BATESON, William.
Materials for the Study of Variation Treated with Especial Regard to Discontinuity in the Origin of Species.
Materials for the Study of Variation Treated with Especial Regard to Discontinuity in the Origin of Species.
Stock Code 118415
London and New York, Macmillan and Co., 1894.
inscribed to a colleague
First edition of the most important of Bateson's scientific works published before he rediscovered Mendel's laws.

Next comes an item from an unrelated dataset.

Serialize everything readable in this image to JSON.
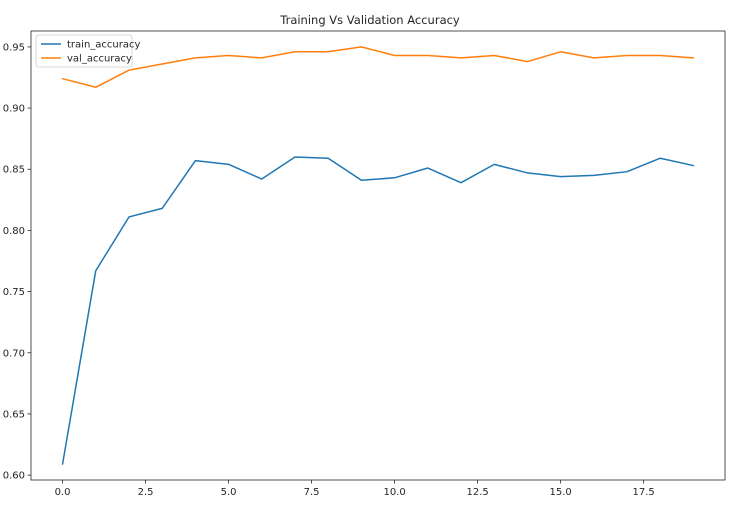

Presentation copy inscribed in the year of publication to his colleague, 'S.F. Harmer, with kind regards, W.B., February 1894'. Uncommon inscribed.William Bateson (1861-1926) was one of the leading figures in the birth of genetics and the revival of Darwinian evolution at the turn of the twentieth century, though he had initially questioned Darwin's gradual accumulation of small heritable changes and instead studied how major (discontinuous) changes are inherited. He focused on plant hybrids, and the present volume summarised his discoveries (Hook & Norman, Norman Library of Science and Medicine 134). But the book also expounded on a fundamental question: 'Variation is the cause of the evolution of species; but what causes variation, and how does it happen?' (Printing and the Mind of Man 356).

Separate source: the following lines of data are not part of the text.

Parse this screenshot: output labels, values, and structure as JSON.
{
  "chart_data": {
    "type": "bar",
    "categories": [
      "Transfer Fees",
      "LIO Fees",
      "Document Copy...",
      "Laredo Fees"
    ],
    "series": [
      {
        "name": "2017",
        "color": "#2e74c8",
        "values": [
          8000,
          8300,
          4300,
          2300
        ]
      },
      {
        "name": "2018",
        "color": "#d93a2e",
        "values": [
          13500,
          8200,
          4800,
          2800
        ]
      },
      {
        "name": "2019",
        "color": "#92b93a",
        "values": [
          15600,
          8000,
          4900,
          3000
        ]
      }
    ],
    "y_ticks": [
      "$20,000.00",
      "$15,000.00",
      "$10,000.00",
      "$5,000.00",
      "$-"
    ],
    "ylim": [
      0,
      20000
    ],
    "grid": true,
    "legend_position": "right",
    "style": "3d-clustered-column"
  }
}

Only two years later, in 1896, Bateson read the first paper by Hugo de Vries in the series that would reintroduce Mendelian genetics to the scientific community. He 'promptly turned to Mendel's text 'Versuche über Pflanzenhybriden' and recognized its significance... Eagerly he persuaded the [Royal Horticultural] society to have the paper translated into English and published in its Journal. Aided by his contacts in the Royal Horticultural Society and his friends in the Royal Society, Bateson gained support for the programme of Mendelian experiments upon which he now embarked' (Oxford Dictionary of National Biography). He went on to make major discoveries in genetics, including the first evidence of Mendelian heredity in humans, and named many of the primary concepts in the field. His campaign for long-term funding of the subject at Cambridge resulted in the endowment of the first chair in genetics.

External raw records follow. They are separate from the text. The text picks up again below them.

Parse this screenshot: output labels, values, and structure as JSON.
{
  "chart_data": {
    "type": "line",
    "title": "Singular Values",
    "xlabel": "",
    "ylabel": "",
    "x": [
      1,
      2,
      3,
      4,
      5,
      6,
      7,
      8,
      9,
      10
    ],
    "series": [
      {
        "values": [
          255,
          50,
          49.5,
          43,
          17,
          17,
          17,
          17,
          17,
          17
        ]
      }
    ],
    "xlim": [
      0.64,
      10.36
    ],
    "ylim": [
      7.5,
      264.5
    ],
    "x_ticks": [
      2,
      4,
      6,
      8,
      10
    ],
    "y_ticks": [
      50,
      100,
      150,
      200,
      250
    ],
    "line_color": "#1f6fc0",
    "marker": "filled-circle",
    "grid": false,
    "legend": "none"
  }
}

The recipient of this copy, Sidney Frederic Harmer (1862-1950), was a Cambridge zoologist who focused on invertebrate taxonomy. At the time of publication he was superintendent of the Cambridge University Museum of Zoology, and by 1919 would become director of the Natural History Museum in London. Harmer's Royal Society obituary notes that, 'William Bateson had gone (? about 1885), as Balfour Scholar, to Siberia, where he learned to speak, but not to read, Russian. When he returned he was delighted to find that Harmer, knowing nothing of the language to start with, had translated the titles of all the Russian pamphlets in the Balfour Library'.
First edition, presentation copy inscribed by the author on the verso of the front free endpaper; 8vo; engravings and charts throughout the text, single leaf of undated publisher's ads at rear, spotting throughout; original, fine-dotted green cloth, titles to spine gilt, rectangular panel to boards stamped in blind, green coated endpapers, spine a little rolled and toned, cloth rubbed marked with wear at the tips and a small worn spot on the lower joint, hinges cracked, a very good copy; 598pp.
Hook & Norman, The Norman Library of Science and Medicine 134; Printing and the Mind of Man 356.